Thomas, résident du sud de la Gironde, a déjà mis en vente sa maison. Bien qu’il ait été averti que la vente pourrait être compliquée, il estime qu’il ne peut plus vivre avec le stress des incendies qui ont ravagé la région. « Cela me fait bizarre de déménager par peur que la région ne devienne plus vivable », déclare-t-il.
Pour d’autres, comme Christine, la situation est plus complexe. Fonctionnaire à Bordeaux, elle vit dans un appartement sous les toits, où elle a souffert de conditions insupportables. Après avoir été contrainte de dormir à l’extérieur pour échapper à la chaleur, elle a demandé une mutation pour un logement plus frais.
Mathieu, habitant de Mulhouse, a décidé d’installer la climatisation dans sa maison, malgré le coût élevé de 6 000 euros. « Notre santé mentale et physique a été affectée », explique-t-il. Il se considère comme l’un des « privilégiés » capables de faire cet investissement, tandis que d’autres de ses amis se retrouvent sans solution.
D’autres, comme Toni à Strasbourg, refusent la climatisation par conviction. « Quand je vois les gens sauter sur la clim’ et continuer à prendre l’avion, je me dis que l’humanité ne prend pas la me du désastre en cours », déplore-t-il. Il privilégie des solutions plus écologiques, espérant un changement politique.

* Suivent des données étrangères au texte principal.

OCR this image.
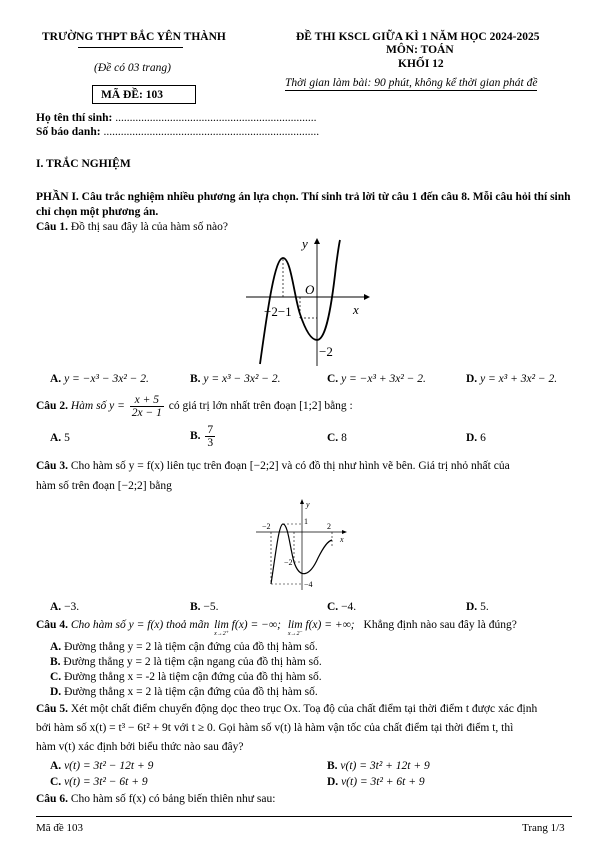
TRƯỜNG THPT BẮC YÊN THÀNH	ĐỀ THI KSCL GIỮA KÌ 1 NĂM HỌC 2024-2025
MÔN: TOÁN
(Đề có 03 trang)	KHỐI 12
Thời gian làm bài: 90 phút, không kể thời gian phát đề
MÃ ĐỀ: 103
Họ tên thí sinh: ......................................................................
Số báo danh: ...........................................................................
I. TRẮC NGHIỆM
PHẦN I. Câu trắc nghiệm nhiều phương án lựa chọn. Thí sinh trả lời từ câu 1 đến câu 8. Mỗi câu hỏi thí sinh chỉ chọn một phương án.
Câu 1. Đồ thị sau đây là của hàm số nào?
y
x
O
−2−1
−2
A. y = −x³ − 3x² − 2.	B. y = x³ − 3x² − 2.	C. y = −x³ + 3x² − 2.	D. y = x³ + 3x² − 2.
Câu 2. Hàm số $y = \frac{x + 5}{2x - 1}$ có giá trị lớn nhất trên đoạn [1;2] bằng :
A. 5	B. $\frac{7}{3}$	C. 8	D. 6
Câu 3. Cho hàm số y = f(x) liên tục trên đoạn [−2;2] và có đồ thị như hình vẽ bên. Giá trị nhỏ nhất của
hàm số trên đoạn [−2;2] bằng
y
x
−2
1
2
−2
−4
A. −3.	B. −5.	C. −4.	D. 5.
Câu 4. Cho hàm số y = f(x) thoả mãn lim f(x) = −∞;
x→2⁺
lim f(x) = +∞;
x→2⁻
Khẳng định nào sau đây là đúng?
A. Đường thẳng y = 2 là tiệm cận đứng của đồ thị hàm số.
B. Đường thẳng y = 2 là tiệm cận ngang của đồ thị hàm số.
C. Đường thẳng x = -2 là tiệm cận đứng của đồ thị hàm số.
D. Đường thẳng x = 2 là tiệm cận đứng của đồ thị hàm số.
Câu 5. Xét một chất điểm chuyển động dọc theo trục Ox. Toạ độ của chất điểm tại thời điểm t được xác định
bởi hàm số x(t) = t³ − 6t² + 9t với t ≥ 0. Gọi hàm số v(t) là hàm vận tốc của chất điểm tại thời điểm t, thì
hàm v(t) xác định bởi biểu thức nào sau đây?
A. v(t) = 3t² − 12t + 9	B. v(t) = 3t² + 12t + 9
C. v(t) = 3t² − 6t + 9	D. v(t) = 3t² + 6t + 9
Câu 6. Cho hàm số f(x) có bảng biến thiên như sau:
Mã đề 103	Trang 1/3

Dominique, un habitant du Poitou, envisage de transformer son jardin en un îlot de fraîcheur, malgré les contraintes administratives. Il déplore le manque de flexibilité des règles d’urbanisme face à l’urgence climatique.
Muriel, dans l’Allier, a réussi à faire voter un budget pour créer un îlot d’arbres dans sa copropriété, une initiative qui a pris de l’ampleur suite à la canicule. « Finalement, il a fallu attendre cette canicule suprême pour que les copropriétaires reconnaissent avoir trop tardé », se réjouit-elle.
Ces témoignages illustrent comment les Français tentent de s’adapter individuellement face à un été de plus en plus difficile, tout en espérant une réponse collective et politique à ces défis climatiques croissants.